The authors are certainly pretty free with the cold water.
Years of investment have not resulted in any operational systems... The lack of progress is a result of many factors from unexpected technological challenges to a lack of understanding of the costs and benefits... interest in such systems has declined over the years.
Well, you could've fooled us on that last one. But the Pentagon pundits do have some strong points on their side. As they point out, people have been predicting military lasers, particle beams, microwave pulse bombs etc for ever - indeed, radar was actually an unintended spinoff from a 1930s investigation into death rays.
The past six years, since the Board last looked at rayguns, haven't been good for the "directed energy community" (yes, there is one apparently). As the reports notes, the nuke-zapping jumbo jet being developed to blast enemy ICBMs as they soar from their silos has "slipped almost year for year". Tactical battlefield lasers and humongous ray-cannon emplacements for taking out enemy spacecraft have been binned. The US Army's FCS network/robot future force plan has had all its energy guns cancelled.
Bleak stuff for beam-weapon fanciers: but even the Board admits that some programmes are doing better. For instance, Boeing's new "Laser Gunship" is "undergoing user evaluation at the end of a successful concept demonstration". But it "is not a program of record" so that doesn't count.
So, what's the answer?
More accountants, seemingly; or at least more paperwork.
The most fundamental issue... is the need for cost/benefit analyses... The lack of cost/benefit analyses inhibits the effective use of currently programmed resources [ie, money]...
It seems that America - well, the Defence department - currently spends "approximately $1.1bn" pa on its various rayguns*, and the science board taskforce reckon this could surely produce something useful if it were focused on just a few specific jobs rather than a whole bunch of disparate efforts. And for goodness' sake, can we just have an end to people going on about rayguns, blasters, deadly energy beams etc.

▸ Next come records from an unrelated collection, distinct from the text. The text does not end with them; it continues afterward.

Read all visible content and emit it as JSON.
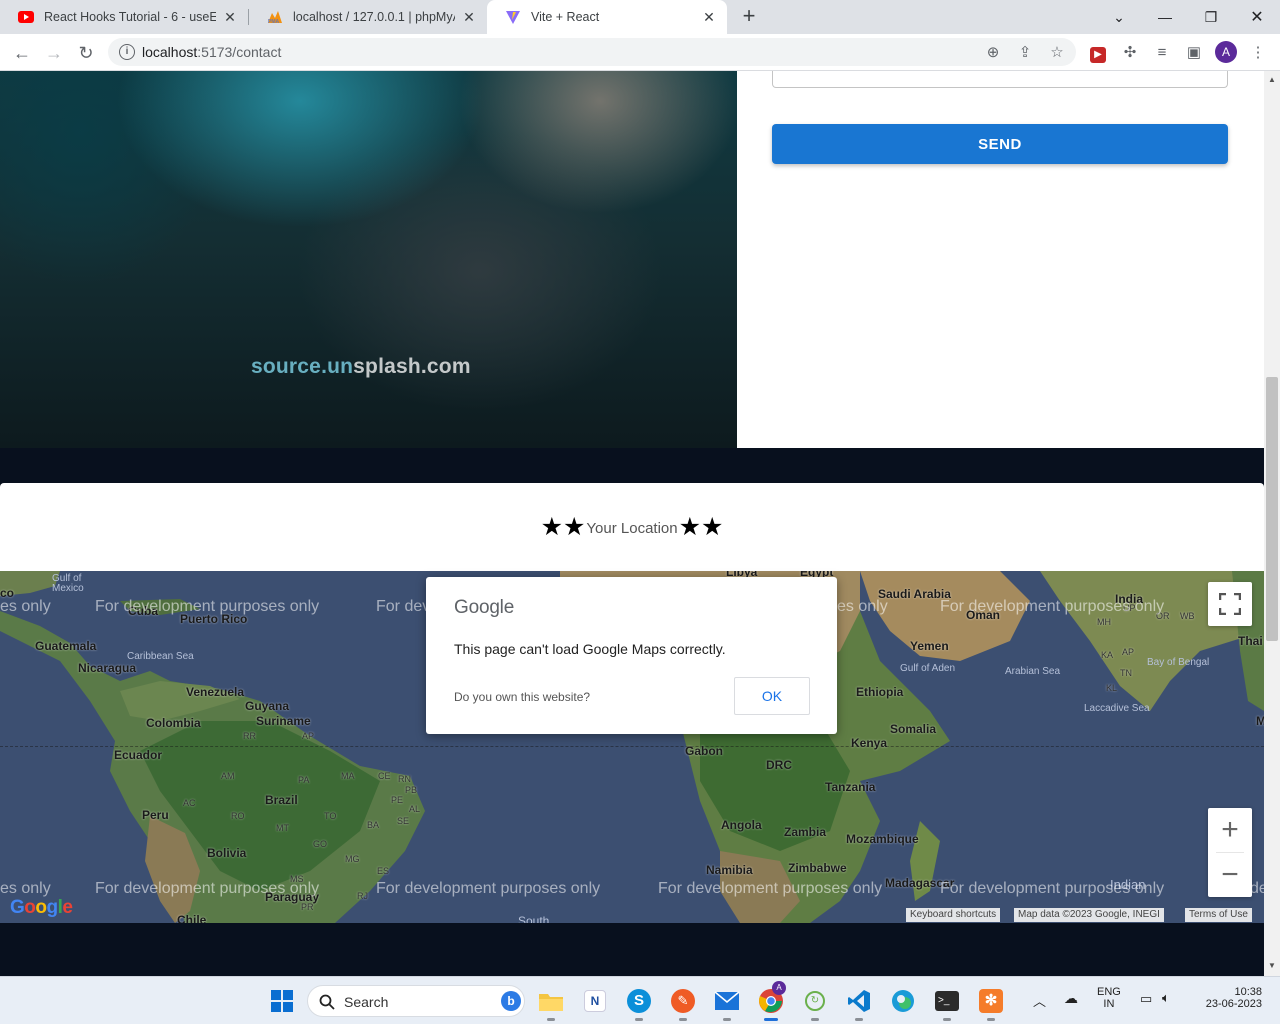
{
  "browser": {
    "tabs": [
      {
        "title": "React Hooks Tutorial - 6 - useEffe",
        "favicon": "youtube-icon",
        "active": false
      },
      {
        "title": "localhost / 127.0.0.1 | phpMyAdm",
        "favicon": "phpmyadmin-icon",
        "active": false
      },
      {
        "title": "Vite + React",
        "favicon": "vite-icon",
        "active": true
      }
    ],
    "address": {
      "host": "localhost",
      "path": ":5173/contact"
    },
    "profile_initial": "A"
  },
  "page": {
    "hero_watermark": {
      "part1": "source.un",
      "part2": "splash.com"
    },
    "send_label": "SEND",
    "location": {
      "star": "★",
      "title": "Your Location"
    }
  },
  "map": {
    "dev_text": "For development purposes only",
    "dev_text_cut": "es only",
    "dev_text_start": "For dev",
    "dev_text_tail": "de",
    "labels": {
      "puerto_rico": "Puerto Rico",
      "guatemala": "Guatemala",
      "nicaragua": "Nicaragua",
      "venezuela": "Venezuela",
      "guyana": "Guyana",
      "suriname": "Suriname",
      "colombia": "Colombia",
      "ecuador": "Ecuador",
      "peru": "Peru",
      "brazil": "Brazil",
      "bolivia": "Bolivia",
      "paraguay": "Paraguay",
      "chile": "Chile",
      "saudi_arabia": "Saudi Arabia",
      "oman": "Oman",
      "yemen": "Yemen",
      "ethiopia": "Ethiopia",
      "somalia": "Somalia",
      "kenya": "Kenya",
      "gabon": "Gabon",
      "drc": "DRC",
      "tanzania": "Tanzania",
      "angola": "Angola",
      "zambia": "Zambia",
      "mozambique": "Mozambique",
      "namibia": "Namibia",
      "zimbabwe": "Zimbabwe",
      "madagascar": "Madagascar",
      "india": "India",
      "yemen_gulf": "Gulf of Aden",
      "libya": "Libya",
      "egypt": "Egypt",
      "cuba": "Cuba",
      "mexico_gulf": "Gulf of\nMexico",
      "caribbean": "Caribbean Sea",
      "arabian_sea": "Arabian Sea",
      "bengal": "Bay of Bengal",
      "laccadive": "Laccadive Sea",
      "indian_ocean": "Indian",
      "south": "South",
      "thai": "Thai",
      "co": "co",
      "m": "M"
    },
    "states": [
      "RR",
      "AP",
      "AM",
      "PA",
      "MA",
      "CE",
      "RN",
      "PB",
      "PE",
      "AL",
      "SE",
      "AC",
      "RO",
      "TO",
      "BA",
      "MT",
      "GO",
      "MG",
      "ES",
      "MS",
      "RJ",
      "PR",
      "MH",
      "KA",
      "AP",
      "TN",
      "KL",
      "OR",
      "WB",
      "UP"
    ],
    "attribution": {
      "shortcuts": "Keyboard shortcuts",
      "data": "Map data ©2023 Google, INEGI",
      "terms": "Terms of Use"
    },
    "google_logo": "Google",
    "dialog": {
      "brand": "Google",
      "message": "This page can't load Google Maps correctly.",
      "question": "Do you own this website?",
      "ok": "OK"
    }
  },
  "taskbar": {
    "search_label": "Search",
    "lang_top": "ENG",
    "lang_bottom": "IN",
    "time": "10:38",
    "date": "23-06-2023"
  }
}
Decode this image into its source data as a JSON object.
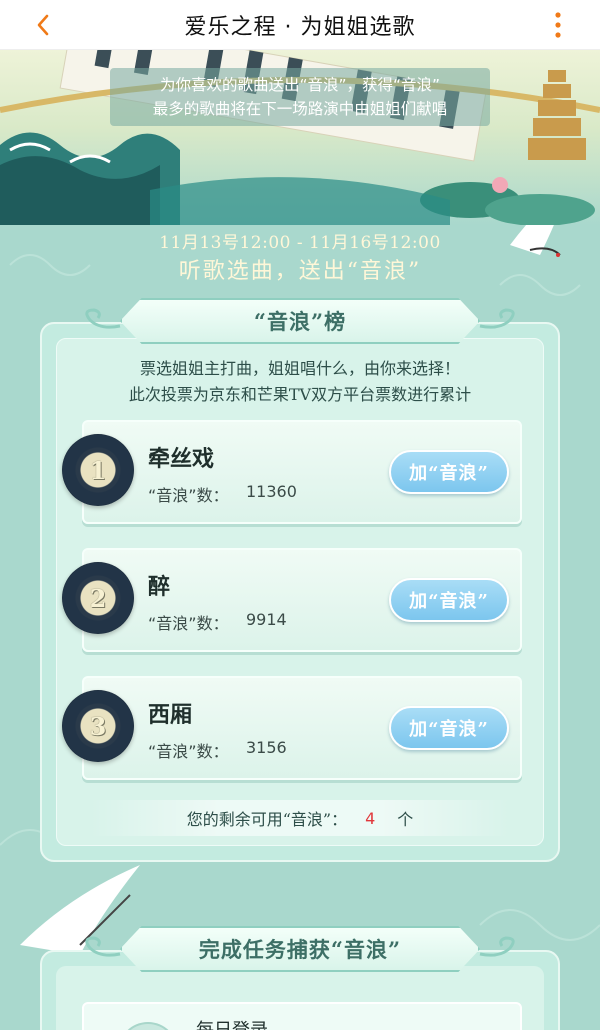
{
  "nav": {
    "title": "爱乐之程 · 为姐姐选歌"
  },
  "banner": {
    "line1": "为你喜欢的歌曲送出“音浪”，获得“音浪”",
    "line2": "最多的歌曲将在下一场路演中由姐姐们献唱"
  },
  "event": {
    "date_range": "11月13号12:00 - 11月16号12:00",
    "slogan": "听歌选曲，送出“音浪”"
  },
  "ranking": {
    "title": "“音浪”榜",
    "desc_line1": "票选姐姐主打曲，姐姐唱什么，由你来选择！",
    "desc_line2": "此次投票为京东和芒果TV双方平台票数进行累计",
    "count_label": "“音浪”数：",
    "vote_label": "加“音浪”",
    "songs": [
      {
        "rank": "1",
        "name": "牵丝戏",
        "count": "11360"
      },
      {
        "rank": "2",
        "name": "醉",
        "count": "9914"
      },
      {
        "rank": "3",
        "name": "西厢",
        "count": "3156"
      }
    ],
    "remaining_prefix": "您的剩余可用“音浪”：",
    "remaining_value": "4",
    "remaining_unit": "个"
  },
  "tasks": {
    "title": "完成任务捕获“音浪”",
    "first_task_partial": "每日登录"
  },
  "colors": {
    "background": "#a9d8cd",
    "panel": "#c3ebe0",
    "vote_button": "#7cc6ee",
    "highlight_number": "#e1383c"
  },
  "icons": {
    "back": "chevron-left-icon",
    "more": "more-vertical-icon",
    "disc": "vinyl-record-icon"
  }
}
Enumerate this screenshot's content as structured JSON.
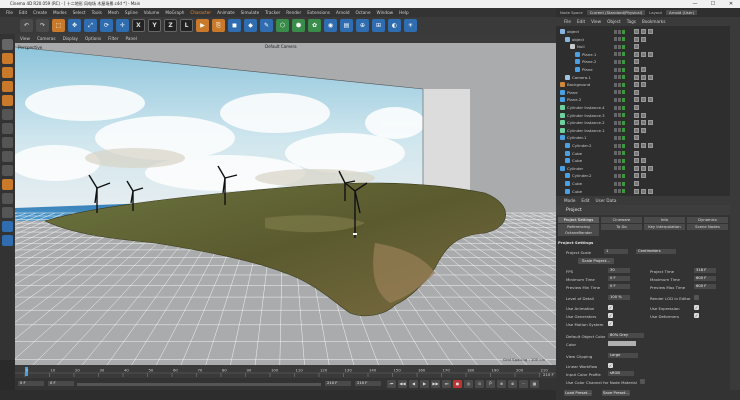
{
  "window": {
    "title": "Cinema 4D R20.059 (RC) - [ 十二地形 风电场 木屋场景.c4d *] - Main",
    "minimize": "—",
    "maximize": "☐",
    "close": "✕"
  },
  "main_menu": [
    "File",
    "Edit",
    "Create",
    "Modes",
    "Select",
    "Tools",
    "Mesh",
    "Spline",
    "Volume",
    "MoGraph",
    "Character",
    "Animate",
    "Simulate",
    "Tracker",
    "Render",
    "Extensions",
    "Arnold",
    "Octane",
    "Window",
    "Help"
  ],
  "main_menu_highlight": "Character",
  "toolbar": {
    "buttons": [
      "↶",
      "↷",
      "⬚",
      "✥",
      "⤢",
      "⟳",
      "✛",
      "X",
      "Y",
      "Z",
      "L",
      "▶",
      "⎘",
      "◼",
      "◆",
      "✎",
      "⬡",
      "⬢",
      "✿",
      "◉",
      "▤",
      "⊕",
      "⊞",
      "◐",
      "☀"
    ]
  },
  "viewport_menu": [
    "View",
    "Cameras",
    "Display",
    "Options",
    "Filter",
    "Panel"
  ],
  "viewport": {
    "label": "Perspective",
    "camera_label": "Default Camera",
    "grid_spacing_label": "Grid Spacing : 100 cm"
  },
  "timeline": {
    "ticks": [
      "0",
      "10",
      "20",
      "30",
      "40",
      "50",
      "60",
      "70",
      "80",
      "90",
      "100",
      "110",
      "120",
      "130",
      "140",
      "150",
      "160",
      "170",
      "180",
      "190",
      "200",
      "210"
    ],
    "end_frame": "210 F"
  },
  "playback": {
    "current_frame": "0 F",
    "start": "0 F",
    "preview_end": "210 F",
    "end": "210 F"
  },
  "right_panel": {
    "node_space_label": "Node Space",
    "node_space_value": "Current (Standard/Physical)",
    "layout_label": "Layout",
    "layout_value": "Arnold (User)",
    "menu": [
      "File",
      "Edit",
      "View",
      "Object",
      "Tags",
      "Bookmarks"
    ]
  },
  "objects": [
    {
      "name": "object",
      "level": 0,
      "color": "#8ab4e0"
    },
    {
      "name": "object",
      "level": 1,
      "color": "#8ab4e0"
    },
    {
      "name": "Null",
      "level": 2,
      "color": "#cccccc"
    },
    {
      "name": "Plane.1",
      "level": 3,
      "color": "#4aa0e0"
    },
    {
      "name": "Plane.2",
      "level": 3,
      "color": "#4aa0e0"
    },
    {
      "name": "Plane",
      "level": 3,
      "color": "#4aa0e0"
    },
    {
      "name": "Camera.1",
      "level": 1,
      "color": "#9ec4e0"
    },
    {
      "name": "Background",
      "level": 0,
      "color": "#d08a3a"
    },
    {
      "name": "Plane",
      "level": 0,
      "color": "#4aa0e0"
    },
    {
      "name": "Plane.2",
      "level": 0,
      "color": "#4aa0e0"
    },
    {
      "name": "Cylinder Instance.4",
      "level": 0,
      "color": "#6fd0a0"
    },
    {
      "name": "Cylinder Instance.3",
      "level": 0,
      "color": "#6fd0a0"
    },
    {
      "name": "Cylinder Instance.2",
      "level": 0,
      "color": "#6fd0a0"
    },
    {
      "name": "Cylinder Instance.1",
      "level": 0,
      "color": "#6fd0a0"
    },
    {
      "name": "Cylinder.1",
      "level": 0,
      "color": "#4aa0e0"
    },
    {
      "name": "Cylinder.2",
      "level": 1,
      "color": "#4aa0e0"
    },
    {
      "name": "Cube",
      "level": 1,
      "color": "#4aa0e0"
    },
    {
      "name": "Cube",
      "level": 1,
      "color": "#4aa0e0"
    },
    {
      "name": "Cylinder",
      "level": 0,
      "color": "#4aa0e0"
    },
    {
      "name": "Cylinder.2",
      "level": 1,
      "color": "#4aa0e0"
    },
    {
      "name": "Cube",
      "level": 1,
      "color": "#4aa0e0"
    },
    {
      "name": "Cube",
      "level": 1,
      "color": "#4aa0e0"
    }
  ],
  "attributes": {
    "menu": [
      "Mode",
      "Edit",
      "User Data"
    ],
    "title": "Project",
    "tabs": [
      [
        "Project Settings",
        "Cineware",
        "Info",
        "Dynamics"
      ],
      [
        "Referencing",
        "To Do",
        "Key Interpolation",
        "Scene Nodes"
      ],
      [
        "OctaneRender"
      ]
    ],
    "active_tab": "Project Settings",
    "section": "Project Settings",
    "project_scale_label": "Project Scale",
    "project_scale_value": "1",
    "project_scale_unit": "Centimeters",
    "scale_project_button": "Scale Project...",
    "fps_label": "FPS",
    "fps_value": "30",
    "project_time_label": "Project Time",
    "project_time_value": "318 F",
    "min_time_label": "Minimum Time",
    "min_time_value": "0 F",
    "max_time_label": "Maximum Time",
    "max_time_value": "600 F",
    "preview_min_label": "Preview Min Time",
    "preview_min_value": "0 F",
    "preview_max_label": "Preview Max Time",
    "preview_max_value": "600 F",
    "lod_label": "Level of Detail",
    "lod_value": "100 %",
    "render_lod_label": "Render LOD in Editor",
    "use_animation_label": "Use Animation",
    "use_expression_label": "Use Expression",
    "use_generators_label": "Use Generators",
    "use_deformers_label": "Use Deformers",
    "use_motion_label": "Use Motion System",
    "default_color_label": "Default Object Color",
    "default_color_value": "80% Grey",
    "color_label": "Color",
    "view_clipping_label": "View Clipping",
    "view_clipping_value": "Large",
    "linear_workflow_label": "Linear Workflow",
    "input_color_label": "Input Color Profile",
    "input_color_value": "sRGB",
    "use_color_channel_label": "Use Color Channel for Node Material",
    "load_preset_button": "Load Preset...",
    "save_preset_button": "Save Preset..."
  }
}
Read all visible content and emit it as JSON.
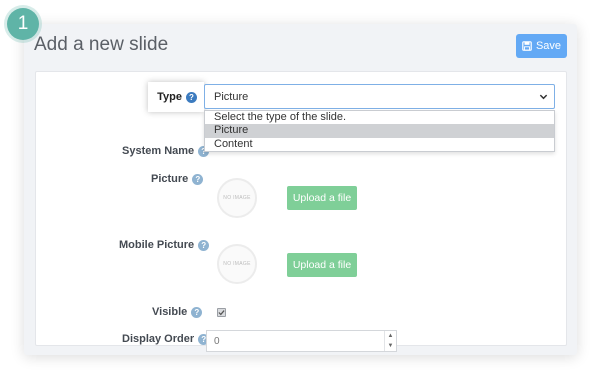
{
  "step": "1",
  "card": {
    "title": "Add a new slide"
  },
  "toolbar": {
    "save_label": "Save"
  },
  "form": {
    "type": {
      "label": "Type",
      "value": "Picture",
      "options": [
        "Select the type of the slide.",
        "Picture",
        "Content"
      ],
      "selected_index": 1
    },
    "system_name": {
      "label": "System Name"
    },
    "picture": {
      "label": "Picture",
      "placeholder_image": "NO IMAGE",
      "upload_label": "Upload a file"
    },
    "mobile_picture": {
      "label": "Mobile Picture",
      "placeholder_image": "NO IMAGE",
      "upload_label": "Upload a file"
    },
    "visible": {
      "label": "Visible",
      "checked": true
    },
    "display_order": {
      "label": "Display Order",
      "value": "0"
    }
  },
  "colors": {
    "badge": "#5fb4a7",
    "save_button": "#63a9f5",
    "upload_button": "#7fcf98",
    "help_icon": "#8fb3d1"
  },
  "icons": [
    "save-icon",
    "help-icon",
    "chevron-down-icon",
    "check-icon",
    "no-image-icon",
    "spin-up-icon",
    "spin-down-icon"
  ]
}
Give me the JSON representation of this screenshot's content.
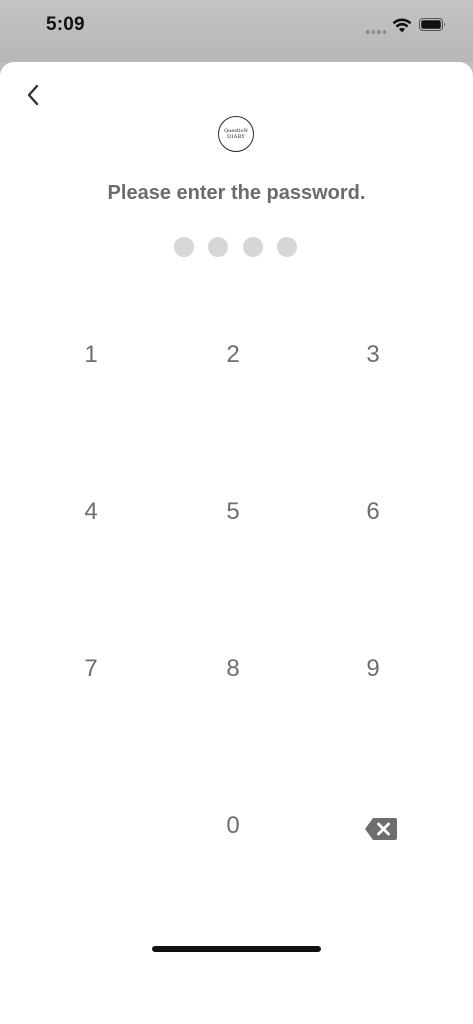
{
  "status_bar": {
    "time": "5:09",
    "icons": [
      "cellular-signal-icon",
      "wifi-icon",
      "battery-icon"
    ]
  },
  "header": {
    "back_icon": "chevron-left-icon",
    "logo": {
      "line1": "QuestioN",
      "line2": "DIARY"
    }
  },
  "prompt": "Please enter the password.",
  "passcode": {
    "length": 4,
    "entered": 0
  },
  "keypad": {
    "keys": [
      "1",
      "2",
      "3",
      "4",
      "5",
      "6",
      "7",
      "8",
      "9",
      "",
      "0",
      "delete"
    ],
    "delete_icon": "backspace-icon"
  },
  "colors": {
    "text_gray": "#6e6e6e",
    "dot_empty": "#d6d6d6",
    "sheet_bg": "#ffffff",
    "backdrop": "#bdbdbb"
  }
}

A concerted education effort is needed to replace the 'death ray' myth of directed [energy] weapons with a comprehensive understanding of the potential benefits and limitations of low, medium and high power laser and high power microwave...
Huh. Killjoys. ®
*We particularly liked the sound of Adaptive Photonic Phase Locked Elements (APPLE). A nice bit of CUTNPASTE naming (Contrived Unsuitable Technical Names for Projects with Acronym as Sole Target of the Exercise).